Lo dichiara l’assessore al Territorio, Urbanistica, Difesa del suolo e Città metropolitana Viviana Beccalossi, intervenendo in merito alla questione relativa alla struttura utilizzata in via Luini, al Restellone di Sesto, da oltre un anno come luogo di aggregazione e preghiera per la comunità musulmana a Sesto San Giovanni. Un capannone prefabbricato collocato a fianco del cantiere in cui sorgerà nei prossimi anni la grande moschea. «In questo capannone – continua Beccalossi – regolarmente si svolgono incontri e funzioni di carattere religioso, con tanto di targa che lo qualifica come sede di una ‘moschea’ e un ‘centro islamico’. Dal punto di vista strettamente urbanistico la cosiddetta ‘moschea provvisoria’, deve rispettare quanto previsto dalla Legge Regionale 2/2015 sui luoghi di culto, in quanto è stata realizzata successivamente all’entrata in vigore della norma.  Per realizzare un nuovo luogo di culto, di qualunque confessione religiosa, questo deve essere previsto nel ‘Piano delle attrezzature religiose’ che il Comune avrebbe dovuto redigere all’interno della propria pianificazione urbanistica. Dai documenti in nostro possesso, non risulta che a Sesto questo passaggio decisivo sia stato compiuto. Inoltre – continua l’assessore Beccalossi – una struttura temporanea, secondo le regole urbanistiche dettate dal Testo Unico edilizia, deve essere rimossa entro un termine perentorio di novanta giorni dalla sua realizzazione, perché altrimenti di temporaneo non ci sarebbe proprio nulla».
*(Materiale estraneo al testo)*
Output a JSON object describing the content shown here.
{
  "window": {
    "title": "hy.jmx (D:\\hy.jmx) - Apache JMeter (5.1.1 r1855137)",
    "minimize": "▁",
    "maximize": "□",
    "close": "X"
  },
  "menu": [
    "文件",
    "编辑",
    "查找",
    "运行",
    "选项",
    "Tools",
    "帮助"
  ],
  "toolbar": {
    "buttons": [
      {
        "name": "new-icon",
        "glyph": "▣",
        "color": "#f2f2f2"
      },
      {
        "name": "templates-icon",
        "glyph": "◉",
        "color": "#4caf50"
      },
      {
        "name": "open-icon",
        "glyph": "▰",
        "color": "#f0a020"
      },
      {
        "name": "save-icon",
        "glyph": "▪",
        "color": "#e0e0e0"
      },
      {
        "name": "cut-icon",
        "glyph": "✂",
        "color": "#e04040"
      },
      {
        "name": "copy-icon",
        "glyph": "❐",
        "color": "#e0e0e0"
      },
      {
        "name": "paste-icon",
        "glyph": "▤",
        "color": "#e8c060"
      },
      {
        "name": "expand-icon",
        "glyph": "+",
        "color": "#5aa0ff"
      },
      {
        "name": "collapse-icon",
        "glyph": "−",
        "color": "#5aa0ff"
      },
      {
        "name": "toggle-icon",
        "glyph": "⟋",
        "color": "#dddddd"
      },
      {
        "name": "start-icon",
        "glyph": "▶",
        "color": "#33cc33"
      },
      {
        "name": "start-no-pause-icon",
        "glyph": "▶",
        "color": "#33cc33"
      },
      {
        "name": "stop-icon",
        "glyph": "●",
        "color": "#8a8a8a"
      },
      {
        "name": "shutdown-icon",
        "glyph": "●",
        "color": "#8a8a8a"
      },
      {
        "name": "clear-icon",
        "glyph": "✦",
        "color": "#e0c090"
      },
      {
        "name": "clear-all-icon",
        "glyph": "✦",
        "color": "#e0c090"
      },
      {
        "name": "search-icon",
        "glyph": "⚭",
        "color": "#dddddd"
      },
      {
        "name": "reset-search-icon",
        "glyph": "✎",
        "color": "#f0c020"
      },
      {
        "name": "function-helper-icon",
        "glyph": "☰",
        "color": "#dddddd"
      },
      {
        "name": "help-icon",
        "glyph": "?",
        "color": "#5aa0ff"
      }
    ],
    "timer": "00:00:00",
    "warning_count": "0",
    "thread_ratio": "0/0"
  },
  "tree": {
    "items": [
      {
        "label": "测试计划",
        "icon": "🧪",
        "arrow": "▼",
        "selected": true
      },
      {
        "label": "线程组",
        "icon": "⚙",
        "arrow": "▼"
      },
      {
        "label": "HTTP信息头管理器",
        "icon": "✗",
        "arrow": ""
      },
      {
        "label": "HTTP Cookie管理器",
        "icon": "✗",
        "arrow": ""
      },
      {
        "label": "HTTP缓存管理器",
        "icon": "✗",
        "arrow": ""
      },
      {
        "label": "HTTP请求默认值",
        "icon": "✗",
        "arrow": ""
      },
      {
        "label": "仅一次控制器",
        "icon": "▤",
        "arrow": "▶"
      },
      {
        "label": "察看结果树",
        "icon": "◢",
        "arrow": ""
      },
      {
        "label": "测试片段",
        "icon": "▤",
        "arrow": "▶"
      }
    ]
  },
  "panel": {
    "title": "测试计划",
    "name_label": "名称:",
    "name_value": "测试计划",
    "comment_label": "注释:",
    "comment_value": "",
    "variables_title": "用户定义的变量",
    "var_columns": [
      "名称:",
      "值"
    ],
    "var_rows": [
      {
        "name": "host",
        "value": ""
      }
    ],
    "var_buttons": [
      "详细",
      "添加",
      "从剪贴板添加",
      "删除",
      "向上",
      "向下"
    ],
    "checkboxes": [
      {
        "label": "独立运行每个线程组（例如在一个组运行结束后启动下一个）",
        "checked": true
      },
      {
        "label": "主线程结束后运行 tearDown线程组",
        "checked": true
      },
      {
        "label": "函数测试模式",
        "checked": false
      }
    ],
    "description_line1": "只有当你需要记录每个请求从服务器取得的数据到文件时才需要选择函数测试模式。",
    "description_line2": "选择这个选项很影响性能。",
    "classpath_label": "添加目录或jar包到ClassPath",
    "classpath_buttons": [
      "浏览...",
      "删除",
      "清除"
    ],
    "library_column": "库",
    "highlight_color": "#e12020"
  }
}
Rincara la dose Jari Colla, vicecapogruppo della Lega Nord in Consiglio Regionale Jari Colla: «Ora è ufficiale: secondo la documentazione consegnata dal Comune a Regione Lombardia la moschea di Sesto San Giovanni viola i requisiti urbanisti sanciti dal sistema normativo regionale. La moschea dunque va chiusa, nessuno può essere superiore alla legge».
Anche per il circolo cittadino di Fratelli d’Italia-AN il primo cittadino non ha più scuse. «Chiuda immediatamente la moschea abusiva di via Luini – afferma Michele Russo, commissario cittadino di FdI -. Non abbiamo le competenze tecnico-amministrative per capire se si possa arrivare a parlare di abuso edilizio, ma di certo sappiamo che in Italia la legge è uguale per tutti. Siamo dunque sicuri che il sindaco Chittò provvederà a interrompere un processo ‘irregolare’ che dura da troppo tempo. La libertà di culto è legittima ma deve rispettare le regole e questo vale per tutte le fedi religiose».